Iolas was one of the pioneers in the development of a "network" of art galleries, satellites of a central art gallery, by opening new Alexander Iolas Galleries in Geneva (1963), Paris (1964), Milan (1966), Zürich, Madrid and Rome. At the same time, he promoted Greek artists abroad, such as Hadjikyriakos-Ghikas, Vagis, Moralis and Tsarouchis. He also collaborated with the younger generation of Greek artists, such as Tsoclis, Pavlos, Takis, Akrithakis, Fassianos and Mara Karetsos, who had already started their careers outside Greece.

Iolas also published art catalogues, prefaced by, among others, André Breton and Pierre Restany, as well as collectible books of artists and poets in a limited number of copies (Max Ernst, Giannis Ritsos, Odysseas Elytis et al.). He donated artworks to large museums, such as the Metropolitan Museum of Art and the Museum of Modern Art in New York, the Georges Pompidou Center in Paris (donations in 1977), as well as the National Art Gallery of Athens (donation in 1971).

Having obtained worldwide fame, Iolas often said that he would return to Greece in order to contribute to the progress of its artistic life. The fall of the Greek junta in 1974 had paved the way for this. He gradually closed down all his galleries but the one in New York, thus keeping his promise to Marx Ernst, to stop when he died. The fact that, during the '70s, many artists from the old guard died, people by whom Iolas had been nurtured and for whom he had deep love and respect, must have also played a significant role in his decision. In Greece, he collaborated with various galleries, such as the Zoumboulakis–Iolas Gallery, Medusa, Vicky Drakos, Athens Art Gallery, Skoufa et al.

In 1982 he commissioned Warhol to do a series of colourful silkscreen prints of a Roman-era bronze head of Alexander the Great to correspond with the blockbuster exhibition of ancient art and artefacts The Search for Alexander. In 1984, Iolas donated 47 works of contemporary art from his personal collection to the Macedonian Museum of Contemporary Art, while he promised to donate more works. The same year, he commissioned Warhol to do a series of paintings after Leonardo da Vinci's The Last Supper. The works premiered in Milan just months before both men's deaths.

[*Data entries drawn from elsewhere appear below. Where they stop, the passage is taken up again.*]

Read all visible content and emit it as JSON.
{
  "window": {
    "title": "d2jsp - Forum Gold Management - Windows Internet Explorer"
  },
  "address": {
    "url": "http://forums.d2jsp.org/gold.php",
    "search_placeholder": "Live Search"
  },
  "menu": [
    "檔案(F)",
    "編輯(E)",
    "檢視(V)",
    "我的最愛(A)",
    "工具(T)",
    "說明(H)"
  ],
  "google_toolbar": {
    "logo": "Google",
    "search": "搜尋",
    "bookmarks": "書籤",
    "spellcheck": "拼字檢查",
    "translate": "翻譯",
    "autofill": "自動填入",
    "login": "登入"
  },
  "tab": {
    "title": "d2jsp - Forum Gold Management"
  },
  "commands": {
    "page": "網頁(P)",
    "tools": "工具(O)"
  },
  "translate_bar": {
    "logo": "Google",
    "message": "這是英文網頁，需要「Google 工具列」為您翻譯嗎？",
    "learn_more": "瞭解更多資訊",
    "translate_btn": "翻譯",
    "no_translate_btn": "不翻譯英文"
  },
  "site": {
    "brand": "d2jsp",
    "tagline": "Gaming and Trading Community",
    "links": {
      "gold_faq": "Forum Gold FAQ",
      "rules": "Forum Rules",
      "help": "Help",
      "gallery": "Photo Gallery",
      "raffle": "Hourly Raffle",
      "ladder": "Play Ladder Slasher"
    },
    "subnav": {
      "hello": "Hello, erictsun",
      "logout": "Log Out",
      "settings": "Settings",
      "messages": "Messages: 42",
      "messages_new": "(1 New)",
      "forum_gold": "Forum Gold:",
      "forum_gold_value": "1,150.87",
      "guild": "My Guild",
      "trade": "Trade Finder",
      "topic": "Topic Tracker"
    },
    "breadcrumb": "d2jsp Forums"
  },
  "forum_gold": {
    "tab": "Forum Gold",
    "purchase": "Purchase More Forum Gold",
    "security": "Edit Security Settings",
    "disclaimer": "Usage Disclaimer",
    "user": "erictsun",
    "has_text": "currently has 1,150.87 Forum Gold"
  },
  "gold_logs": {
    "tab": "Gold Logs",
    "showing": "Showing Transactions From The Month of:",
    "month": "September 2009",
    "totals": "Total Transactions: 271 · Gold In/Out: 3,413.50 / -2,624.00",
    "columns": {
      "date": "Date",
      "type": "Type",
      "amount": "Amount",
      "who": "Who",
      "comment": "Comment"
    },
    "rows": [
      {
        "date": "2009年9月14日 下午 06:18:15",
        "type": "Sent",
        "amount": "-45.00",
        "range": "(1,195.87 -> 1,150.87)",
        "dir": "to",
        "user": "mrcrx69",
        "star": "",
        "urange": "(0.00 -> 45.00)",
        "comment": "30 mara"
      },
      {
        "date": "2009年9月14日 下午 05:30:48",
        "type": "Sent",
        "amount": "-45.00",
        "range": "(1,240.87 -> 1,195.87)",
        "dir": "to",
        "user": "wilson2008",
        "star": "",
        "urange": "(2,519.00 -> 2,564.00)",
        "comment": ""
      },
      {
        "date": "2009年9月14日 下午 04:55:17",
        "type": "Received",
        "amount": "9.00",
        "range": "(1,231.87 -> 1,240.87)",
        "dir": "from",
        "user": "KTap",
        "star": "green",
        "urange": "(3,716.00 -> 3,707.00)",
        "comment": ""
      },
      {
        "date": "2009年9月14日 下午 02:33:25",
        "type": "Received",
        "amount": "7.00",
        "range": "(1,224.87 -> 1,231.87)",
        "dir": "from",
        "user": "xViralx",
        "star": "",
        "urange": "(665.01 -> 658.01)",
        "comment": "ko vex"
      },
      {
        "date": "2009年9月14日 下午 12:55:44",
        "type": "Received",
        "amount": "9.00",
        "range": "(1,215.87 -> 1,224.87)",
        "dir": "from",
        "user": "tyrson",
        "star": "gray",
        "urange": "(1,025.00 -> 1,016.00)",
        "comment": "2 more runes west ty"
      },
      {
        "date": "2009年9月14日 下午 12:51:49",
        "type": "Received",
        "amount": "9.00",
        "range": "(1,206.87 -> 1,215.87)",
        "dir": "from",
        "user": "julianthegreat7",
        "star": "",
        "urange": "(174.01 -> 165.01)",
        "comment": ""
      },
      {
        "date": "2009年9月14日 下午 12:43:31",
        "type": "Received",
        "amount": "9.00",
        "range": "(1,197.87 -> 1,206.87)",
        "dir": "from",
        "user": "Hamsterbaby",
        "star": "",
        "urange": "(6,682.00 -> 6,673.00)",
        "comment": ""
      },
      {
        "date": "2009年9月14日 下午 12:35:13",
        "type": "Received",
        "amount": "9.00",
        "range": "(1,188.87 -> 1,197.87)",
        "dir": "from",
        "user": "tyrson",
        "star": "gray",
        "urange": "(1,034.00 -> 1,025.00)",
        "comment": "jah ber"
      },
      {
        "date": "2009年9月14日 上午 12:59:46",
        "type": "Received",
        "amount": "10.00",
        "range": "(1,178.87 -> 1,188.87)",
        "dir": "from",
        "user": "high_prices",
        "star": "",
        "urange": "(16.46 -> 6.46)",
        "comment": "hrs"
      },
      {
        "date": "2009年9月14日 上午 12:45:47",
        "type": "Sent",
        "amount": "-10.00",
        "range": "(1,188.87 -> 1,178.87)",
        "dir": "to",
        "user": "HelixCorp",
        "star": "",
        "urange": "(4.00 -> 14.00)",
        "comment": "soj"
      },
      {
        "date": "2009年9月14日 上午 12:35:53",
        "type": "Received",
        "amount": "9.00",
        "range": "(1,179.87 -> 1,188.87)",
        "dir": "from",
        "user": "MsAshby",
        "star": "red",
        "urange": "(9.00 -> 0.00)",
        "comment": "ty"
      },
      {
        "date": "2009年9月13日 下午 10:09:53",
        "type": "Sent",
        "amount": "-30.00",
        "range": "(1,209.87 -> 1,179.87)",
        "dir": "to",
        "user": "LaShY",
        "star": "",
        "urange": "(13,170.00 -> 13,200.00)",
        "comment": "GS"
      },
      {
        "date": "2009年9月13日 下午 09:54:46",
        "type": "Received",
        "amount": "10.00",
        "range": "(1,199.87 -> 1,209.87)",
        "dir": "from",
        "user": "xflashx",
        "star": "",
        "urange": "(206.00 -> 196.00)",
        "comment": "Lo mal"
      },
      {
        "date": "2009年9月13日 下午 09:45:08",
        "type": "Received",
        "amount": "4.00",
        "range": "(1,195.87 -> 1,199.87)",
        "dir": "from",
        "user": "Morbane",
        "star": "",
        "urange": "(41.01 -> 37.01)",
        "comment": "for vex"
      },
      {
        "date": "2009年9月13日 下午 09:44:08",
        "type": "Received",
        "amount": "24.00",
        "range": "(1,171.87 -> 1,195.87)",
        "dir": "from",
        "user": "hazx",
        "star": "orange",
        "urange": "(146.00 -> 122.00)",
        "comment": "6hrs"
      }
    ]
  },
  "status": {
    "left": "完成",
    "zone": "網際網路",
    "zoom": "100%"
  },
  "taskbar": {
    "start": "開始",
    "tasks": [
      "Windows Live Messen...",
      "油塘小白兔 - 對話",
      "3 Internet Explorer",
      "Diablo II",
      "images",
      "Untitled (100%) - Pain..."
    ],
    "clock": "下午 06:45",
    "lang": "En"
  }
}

From 1985 until his death in 1987, Iolas was treated with mistrust and malice from a large portion of the Greek press that created a vulgar image of him. He was even accused of illicit trade in antiquities, a case that did not reach the courts because of his death, while all other accusations were dropped as groundless. On the initiative of Costas Gavras, there has been, from abroad, an attempt to defend Iolas, which was co-signed by many internationally recognized personalities, such as the Byzantinologist Helene Glykatzi-Ahrweiler.

==Personal life and legacy==
Iolas died from AIDS-related complications at New York Hospital on June 8, 1987. A memorial service was held on September 17, 1987, at the Archdiocesan Cathedral of the Holy Trinity, New York.

Iolas's long-term partner, André Mourgues, said: "Iolas was someone completely positive, he loved everything, and he loved everyone, within reason, he was so positive in his love of life. But, above all else, his real religion was art." Following Iolas's death, Mourgues lived with the remainder of his collection in Paris. The Villa Iolas in Athens, a marble palace that Iolas had built and which he hoped would become a museum, was looted and fell into ruins after his death, the Greek government never acting upon his wishes.